Scanners can implement a few top-level variables (1 required, others sometimes required):

  • headers (Required)

    The headers variable is a list of strings to use as column headers in the resulting CSV. These headers must be in the same order as the values in the lists returned by the to_rows function.

    The headers variable is always referenced locally.

  • lambda_support (Required if using --lambda)

    Set lambda_support to True to have the scanner "opt in" to being runnable in Lambda.

    If this variable is not set, or set to False, then using --lambda will have no effect on this scanner, and it will always be run locally.

  • scan_headless (Required if using headless Chrome)

    Set scan_headless to True to have the scanner indicate that its scan() method is defined in a corresponding Node file, rather than in this Python file.

    If this variable is not set, or set to False, then the scan() method must be defined. See documentation below for details on [developing Chrome scanners](#developing-chrome-scanners.

In all of the above functions that receive it, environment is a dict that will contain (at least) a scan_method key whose value is either "local" or "lambda".

The environment dict will also include any key/value pairs returned by previous function calls. This means that data returned from init will be contained in the environment dict sent to init_domain. Similarly, data returned from both init and init_domain for a particular domain will be contained in the environment dict sent to the scan method for that domain.

In all of the above functions that receive it, options is a dict that contains a direct representation of the command-line flags given to the ./scan executable.

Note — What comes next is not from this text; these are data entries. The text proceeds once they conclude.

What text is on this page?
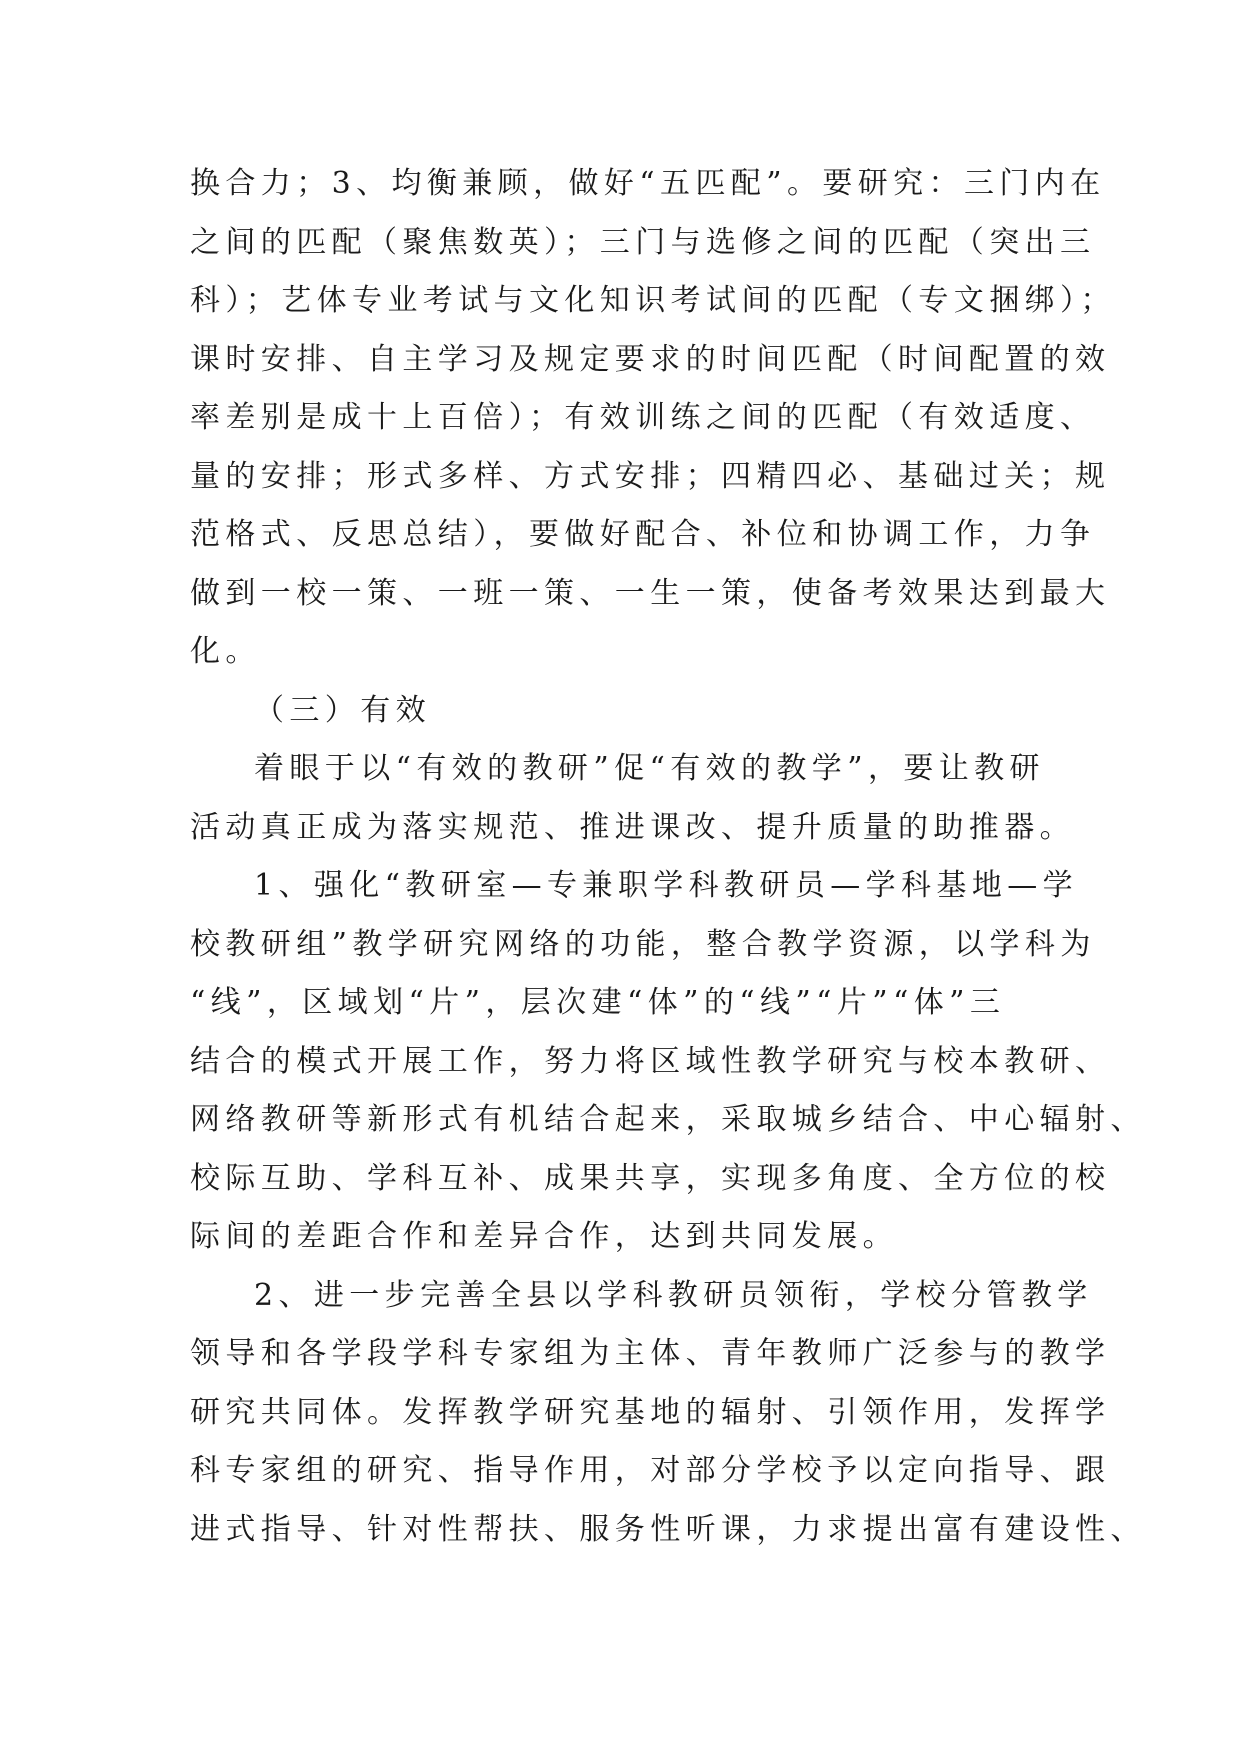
换合力；3、均衡兼顾，做好“五匹配”。要研究：三门内在
之间的匹配（聚焦数英）；三门与选修之间的匹配（突出三
科）；艺体专业考试与文化知识考试间的匹配（专文捆绑）；
课时安排、自主学习及规定要求的时间匹配（时间配置的效
率差别是成十上百倍）；有效训练之间的匹配（有效适度、
量的安排；形式多样、方式安排；四精四必、基础过关；规
范格式、反思总结），要做好配合、补位和协调工作，力争
做到一校一策、一班一策、一生一策，使备考效果达到最大
化。
（三）有效
着眼于以“有效的教研”促“有效的教学”，要让教研
活动真正成为落实规范、推进课改、提升质量的助推器。
1、强化“教研室—专兼职学科教研员—学科基地—学
校教研组”教学研究网络的功能，整合教学资源，以学科为
“线”，区域划“片”，层次建“体”的“线”“片”“体”三
结合的模式开展工作，努力将区域性教学研究与校本教研、
网络教研等新形式有机结合起来，采取城乡结合、中心辐射、
校际互助、学科互补、成果共享，实现多角度、全方位的校
际间的差距合作和差异合作，达到共同发展。
2、进一步完善全县以学科教研员领衔，学校分管教学
领导和各学段学科专家组为主体、青年教师广泛参与的教学
研究共同体。发挥教学研究基地的辐射、引领作用，发挥学
科专家组的研究、指导作用，对部分学校予以定向指导、跟
进式指导、针对性帮扶、服务性听课，力求提出富有建设性、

For example, if the ./scan command is run with the flags --scan=pshtt,sslyze --lambda, they will translate to an options dict that contains (at least) {"scan": "pshtt,sslyze", "lambda": True}.

Developing Chrome scanners

This tool has some built-in support for instrumenting headless Chrome, both locally and inside of Amazon Lambda.

To make a scanner that uses headless Chrome, create two files:

  • A Python file, e.g. scanners/third_parties.py, that does not have a scan() function, but does have the standard init(), init_domain(), to_rows() and headers values, as described above.

  • A Node file, e.g. scanners/third_parties.js, that has a scanning function as described below.

The Node file must export the following method as part of its modules.exports:

  • scan(domain, environment, options, browser, page) (Required)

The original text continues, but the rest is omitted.